今後、もし私たちが外部環境の変化を完璧にコントロールできるようになれば、多様性は必要なくなるのかもしれません。でも、少なくともいまは人間がコントロールできることは限定的なので、「いろんな人がいた方がいい」のは間違いないんです。
人間は「シロアリ」を目指している!?
「多様性を尊重しよう」と言うだけではなく、「なぜ尊重しなければならないのか」まで考え、それを伝えていかなければ、本当に多様性に富んだ社会をつくることはできないのかもしれませんね。
小林
その通りだと思います。教育の過程で、多様性の重要性とその理由をしっかりと学ばなければならないでしょう。そうしなければ、社会が崩れていってしまう可能性もあると思っています。
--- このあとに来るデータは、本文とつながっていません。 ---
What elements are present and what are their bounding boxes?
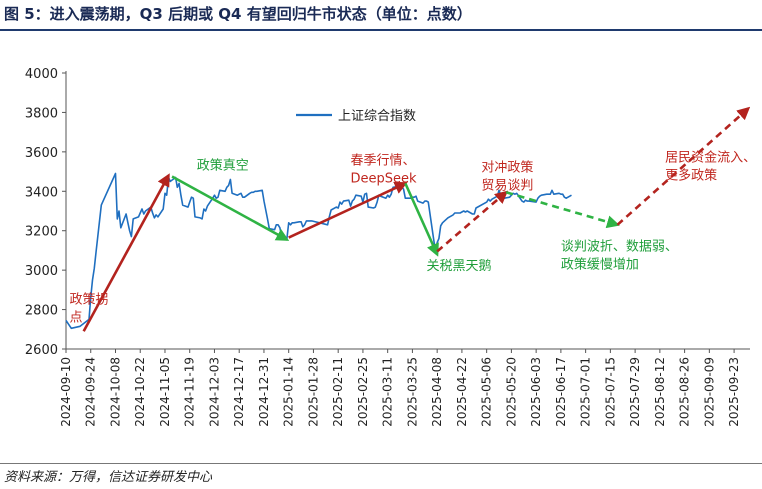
series-layer <box>65 172 572 330</box>
x-tick-label: 2024-12-03 <box>207 357 221 427</box>
x-tick-label: 2024-10-08 <box>108 357 122 427</box>
annotation-5: 谈判波折、数据弱、政策缓慢增加 <box>561 239 678 272</box>
x-tick-label: 2025-03-25 <box>405 357 419 427</box>
x-tick-label: 2025-07-01 <box>579 357 593 427</box>
legend: 上证综合指数 <box>296 109 416 124</box>
trend-arrow-1 <box>171 175 290 241</box>
y-tick-label: 3000 <box>25 264 58 279</box>
trend-arrow-0 <box>82 173 170 332</box>
x-tick-label: 2025-04-08 <box>430 357 444 427</box>
annotation-2: 春季行情、 DeepSeek <box>351 154 418 187</box>
y-tick-label: 4000 <box>25 67 58 82</box>
x-tick-label: 2025-01-28 <box>306 357 320 427</box>
x-tick-label: 2025-02-25 <box>356 357 370 427</box>
trend-arrows <box>82 106 751 332</box>
x-tick-label: 2024-09-10 <box>59 357 73 427</box>
x-tick-label: 2025-01-14 <box>282 357 296 427</box>
x-tick-label: 2024-11-05 <box>158 357 172 427</box>
trend-arrow-3 <box>404 182 439 257</box>
y-tick-label: 3400 <box>25 185 58 200</box>
x-tick-label: 2025-07-15 <box>603 357 617 427</box>
x-tick-label: 2024-12-17 <box>232 357 246 427</box>
figure-title: 图 5：进入震荡期，Q3 后期或 Q4 有望回归牛市状态（单位：点数） <box>4 5 472 23</box>
x-tick-label: 2024-10-22 <box>133 357 147 427</box>
annotation-1: 政策真空 <box>197 158 249 174</box>
y-tick-label: 3200 <box>25 225 58 240</box>
chart: 2600 2800 3000 3200 3400 3600 3800 4000 2024-09… <box>25 67 757 427</box>
x-tick-label: 2025-09-23 <box>727 357 741 427</box>
x-tick-label: 2025-05-06 <box>480 357 494 427</box>
trend-arrow-5 <box>505 191 620 229</box>
x-tick-label: 2025-06-17 <box>554 357 568 427</box>
series-line-0 <box>65 172 572 330</box>
x-tick-label: 2024-09-24 <box>84 357 98 427</box>
x-tick-label: 2025-04-22 <box>455 357 469 427</box>
annotation-4: 对冲政策贸易谈判 <box>481 160 533 194</box>
legend-label: 上证综合指数 <box>338 109 416 124</box>
x-tick-label: 2025-07-29 <box>628 357 642 427</box>
x-tick-label: 2025-09-09 <box>702 357 716 427</box>
trend-arrow-6 <box>616 106 751 226</box>
y-tick-label: 2600 <box>25 343 58 358</box>
annotations: 政策拐点 政策真空 春季行情、 DeepSeek 关税黑天鹅 对冲政策贸易谈判谈判波折、数… <box>70 150 757 326</box>
x-axis: 2024-09-10 2024-09-24 2024-10-08 2024-10-22… <box>59 348 750 427</box>
x-tick-label: 2025-03-11 <box>381 357 395 427</box>
annotation-3: 关税黑天鹅 <box>427 258 492 274</box>
y-tick-label: 3600 <box>25 146 58 161</box>
trend-arrow-2 <box>288 181 408 239</box>
x-tick-label: 2025-06-03 <box>529 357 543 427</box>
footer-divider <box>0 463 762 464</box>
y-tick-label: 2800 <box>25 304 58 319</box>
annotation-6: 居民资金流入、更多政策 <box>665 150 756 184</box>
title-divider <box>0 29 762 31</box>
x-tick-label: 2024-12-31 <box>257 357 271 427</box>
annotation-0: 政策拐点 <box>70 292 109 326</box>
x-tick-label: 2025-05-20 <box>504 357 518 427</box>
x-tick-label: 2025-08-26 <box>678 357 692 427</box>
x-tick-label: 2025-08-12 <box>653 357 667 427</box>
trend-arrow-4 <box>436 190 509 253</box>
y-axis: 2600 2800 3000 3200 3400 3600 3800 4000 <box>25 67 67 358</box>
y-tick-label: 3800 <box>25 106 58 121</box>
source-note: 资料来源：万得，信达证券研发中心 <box>4 470 213 485</box>
x-tick-label: 2025-02-11 <box>331 357 345 427</box>
x-tick-label: 2024-11-19 <box>183 357 197 427</box>
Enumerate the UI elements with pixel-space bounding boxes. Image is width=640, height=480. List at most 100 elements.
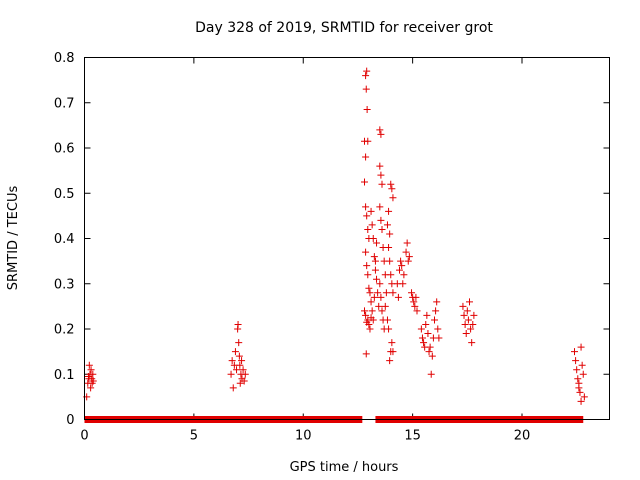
data-point [574, 375, 582, 383]
data-point [87, 384, 95, 392]
data-point [398, 262, 406, 270]
data-point [432, 307, 440, 315]
data-point [408, 289, 416, 297]
data-point [362, 311, 370, 319]
data-point [368, 307, 376, 315]
y-tick-label: 0.7 [54, 96, 75, 111]
data-point [462, 330, 470, 338]
data-point [362, 72, 370, 80]
data-point [418, 334, 426, 342]
data-point [434, 325, 442, 333]
data-point [387, 271, 395, 279]
data-point [427, 370, 435, 378]
data-point [366, 325, 374, 333]
data-point [394, 293, 402, 301]
data-point [378, 180, 386, 188]
data-point [231, 348, 239, 356]
data-point [385, 325, 393, 333]
data-point [575, 379, 583, 387]
data-point [369, 235, 377, 242]
data-point [374, 289, 382, 297]
data-point [85, 361, 93, 369]
data-point [386, 357, 394, 365]
data-point [413, 307, 421, 315]
data-point [371, 257, 379, 265]
data-point [423, 311, 431, 319]
data-point [576, 388, 584, 396]
x-tick-label: 10 [295, 429, 312, 444]
y-tick-label: 0.6 [54, 142, 75, 157]
data-point [361, 307, 368, 315]
data-point [235, 352, 243, 360]
data-point [431, 316, 438, 324]
y-axis-label: SRMTID / TECUs [6, 186, 21, 291]
data-point [399, 280, 407, 288]
data-point [87, 366, 95, 374]
y-tick-label: 0.8 [54, 51, 75, 66]
data-point [365, 320, 373, 328]
x-tick-label: 20 [514, 429, 531, 444]
data-point [412, 293, 420, 301]
data-point [89, 370, 97, 378]
data-point [578, 361, 586, 369]
data-point [400, 271, 408, 279]
data-point [428, 352, 436, 360]
data-point [396, 266, 403, 274]
data-point [378, 307, 386, 315]
data-point [361, 178, 368, 186]
data-point [376, 203, 384, 211]
data-point [233, 366, 241, 374]
data-point [411, 302, 419, 310]
data-point [369, 316, 377, 324]
data-point [373, 275, 381, 283]
data-point [573, 366, 581, 374]
y-tick-label: 0.1 [54, 368, 75, 383]
data-point [397, 257, 405, 265]
chart-title: Day 328 of 2019, SRMTID for receiver gro… [195, 20, 493, 36]
data-point [370, 253, 378, 261]
data-point [89, 377, 97, 385]
axis-ticks: 0 0.1 0.2 0.3 0.4 0.5 0.6 0.7 0.8 0 5 10 15 20 [54, 51, 610, 444]
data-point [365, 284, 373, 292]
data-point [403, 239, 411, 247]
data-point [228, 357, 236, 365]
data-point [459, 302, 467, 310]
data-point [383, 316, 391, 324]
data-point [470, 311, 478, 319]
data-point [386, 257, 394, 265]
data-point [388, 339, 396, 347]
data-point [376, 162, 384, 170]
data-point [464, 316, 472, 324]
data-point [363, 212, 371, 220]
plot-frame [84, 57, 610, 420]
data-point [417, 325, 425, 333]
data-point [234, 320, 242, 328]
data-point [468, 339, 476, 347]
data-point [424, 330, 432, 338]
data-point [238, 357, 246, 365]
data-point [377, 130, 385, 138]
data-point [410, 298, 418, 306]
data-point [402, 248, 410, 256]
data-point [580, 393, 588, 401]
data-point [382, 289, 390, 297]
data-point [229, 384, 237, 392]
data-point [364, 225, 372, 233]
data-point [377, 293, 385, 301]
data-point [376, 126, 384, 134]
data-point [227, 370, 235, 378]
data-point [368, 221, 376, 229]
data-point [84, 373, 92, 381]
data-point [388, 185, 396, 193]
data-point [363, 262, 371, 270]
data-point [363, 67, 371, 75]
data-point [235, 339, 243, 347]
data-point [362, 85, 370, 93]
data-point [367, 207, 375, 215]
data-point [377, 216, 385, 224]
data-point [367, 298, 375, 306]
data-point [420, 339, 428, 347]
data-point [405, 253, 413, 261]
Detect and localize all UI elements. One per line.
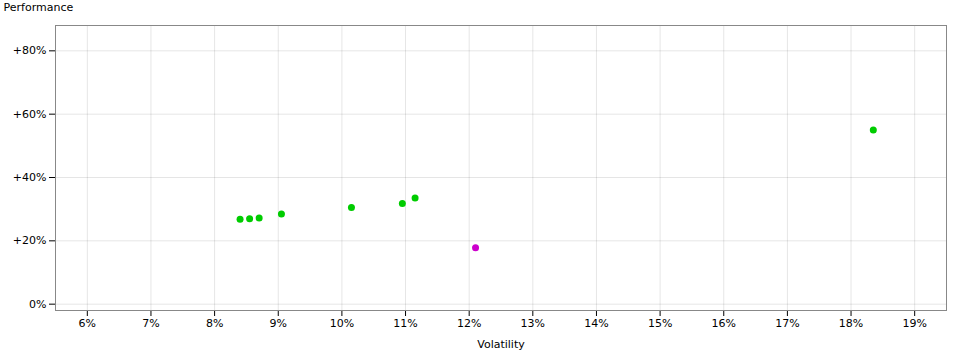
svg-text:12%: 12% bbox=[457, 317, 481, 330]
svg-text:6%: 6% bbox=[79, 317, 96, 330]
svg-text:17%: 17% bbox=[775, 317, 799, 330]
svg-text:+40%: +40% bbox=[13, 171, 47, 184]
svg-text:16%: 16% bbox=[712, 317, 736, 330]
svg-text:9%: 9% bbox=[270, 317, 287, 330]
svg-text:7%: 7% bbox=[142, 317, 159, 330]
svg-text:14%: 14% bbox=[584, 317, 608, 330]
svg-text:+20%: +20% bbox=[13, 234, 47, 247]
svg-text:11%: 11% bbox=[393, 317, 417, 330]
svg-text:Volatility: Volatility bbox=[477, 338, 525, 350]
svg-text:+60%: +60% bbox=[13, 108, 47, 121]
svg-text:10%: 10% bbox=[330, 317, 354, 330]
svg-text:+80%: +80% bbox=[13, 44, 47, 57]
svg-text:18%: 18% bbox=[839, 317, 863, 330]
svg-text:0%: 0% bbox=[29, 298, 46, 311]
svg-text:15%: 15% bbox=[648, 317, 672, 330]
svg-text:Performance: Performance bbox=[4, 1, 74, 14]
svg-text:8%: 8% bbox=[206, 317, 223, 330]
svg-text:13%: 13% bbox=[521, 317, 545, 330]
svg-text:19%: 19% bbox=[902, 317, 926, 330]
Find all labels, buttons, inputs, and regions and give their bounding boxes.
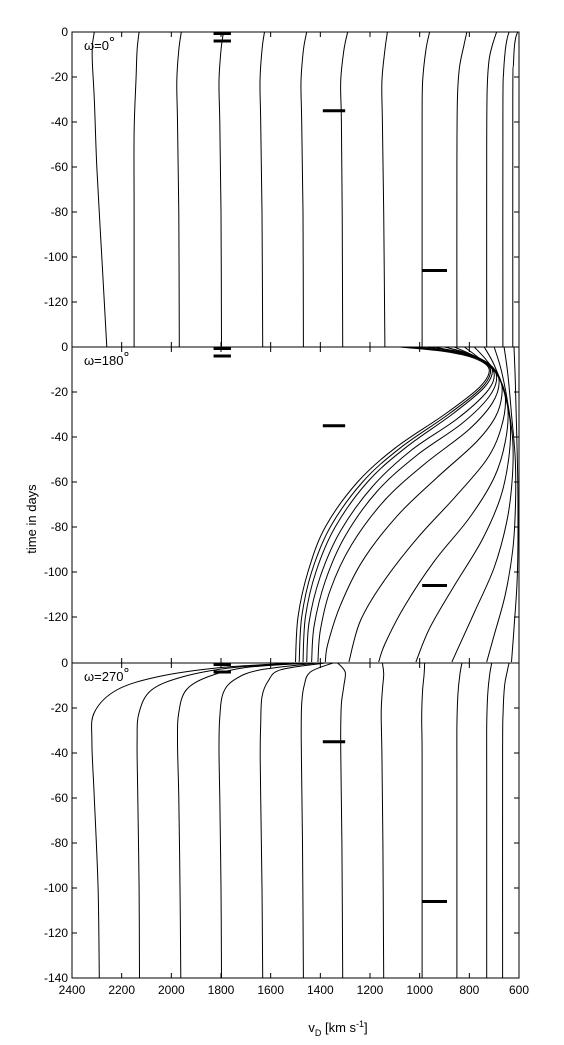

しかし、以前『うにくえ』でお話をうかがった教育学の研究者である中邑賢龍さんは、「現在の教育現場では、子どもたちが既存の『枠』に押し込められてしまっている」とおっしゃっていました。さまざまな個性が尊重される環境でなければ、多様性を尊重できる人は育たないでしょうし、社会からも多様性が失われてしまうような気がします。
小林
私もこのままでは均質的な、極めて多様性の乏しい社会になってしまうのではないかと危惧しています。「多様性のある社会」を目指していると言いつつ、実のところ、全く逆の方向に向かってしまっているのではないかと思うんです。昆虫になろうとしているように見えるんですよね。具体的には、シロアリになろうとしているのではないかと。
シロアリ?! なぜそう思うのでしょうか。
小林
シロアリは集団をつくり、その中で分業しながら生きる「社会性昆虫」の一種です。シロアリの社会には女王と王がおり、その2匹を中心とした階層社会がつくられているように見えるのですが、よく観察してみると実はそうではないんですね。社会の頂点に君臨しているように見える女王アリと王アリも、働きアリに生かされている部分がある。なぜかと言うと、その2匹は腸内細菌に乏しく、働きアリが一度食べて、吐き戻したものしか食べられないんですよ。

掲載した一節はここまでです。